Which Model Is Right for You?
Choose a retainer if:
- You need ongoing management of a channel or multiple channels (paid search, paid social, SEO)
- You have a consistent monthly budget that you intend to maintain
- You want a long-term partner who becomes genuinely embedded in your business
- You've already validated that the channel works for you and need consistent optimisation
Choose project-based if:
- You have a specific, time-bound need (a campaign launch, an audit, a creative production job)
- You want to test an agency before committing to an ongoing relationship
- Your marketing needs are variable — sometimes high, sometimes low
- You're early-stage and not yet ready to commit to monthly agency fees
Hybrid Models: The Best of Both
Many businesses end up with a hybrid approach: a core retainer for ongoing channel management, supplemented by project-based work for specific campaigns, creative production runs, or strategic reviews. This gives you the continuity benefits of a retainer without constraining your ability to commission one-off work as needs arise.
If you're considering this structure, make sure your retainer contract includes clear language about what constitutes out-of-scope project work and how it will be priced — an hourly rate, a separate SOW, or a project fee. Ambiguity here is the most common source of retainer friction.
Questions to Ask About Pricing Before You Sign
- What is the minimum contract length, and what are the exit terms?
- What's included in the retainer scope, and what would be billed as additional?
- How do you handle work that goes over the agreed scope — is there an approval process before additional billing?
- Are there performance clauses or break clauses tied to results?
- What happens to our accounts, data, and creative assets if we end the relationship?
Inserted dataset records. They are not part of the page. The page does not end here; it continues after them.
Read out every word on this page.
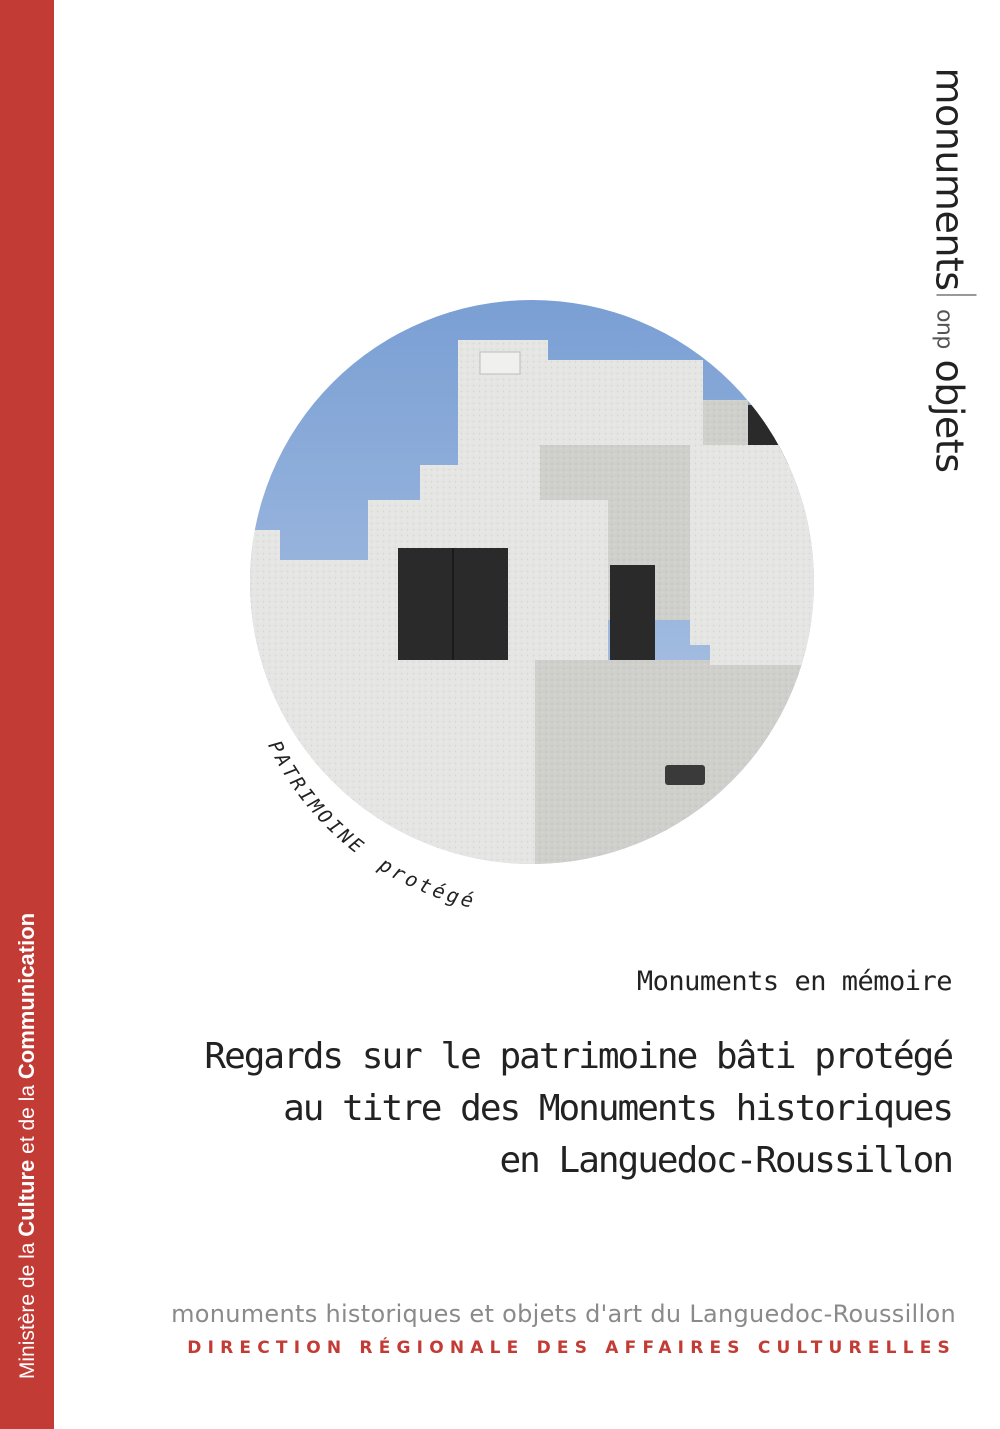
Ministère de la Culture et de la Communication
monuments
duo
objets
PATRIMOINE protégé
Monuments en mémoire
Regards sur le patrimoine bâti protégé
au titre des Monuments historiques
en Languedoc-Roussillon
monuments historiques et objets d'art du Languedoc-Roussillon
DIRECTION RÉGIONALE DES AFFAIRES CULTURELLES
Finding an Agency With the Right Pricing Structure
When you get matched with agencies on Pick an Agency, you can specify whether you're looking for project-based or retainer support — so the agencies you hear from will come with proposals structured around your needs.
You can also browse the agency directory and filter by minimum budget to make sure you're only looking at agencies that work at your scale.
Final Thought
Neither model is inherently better. The best choice depends on your goals, budget predictability, and whether you need ongoing channel management or specific, time-bound deliverables. Start with clarity on what you actually need, and let that drive the structure — rather than accepting whatever the agency proposes by default.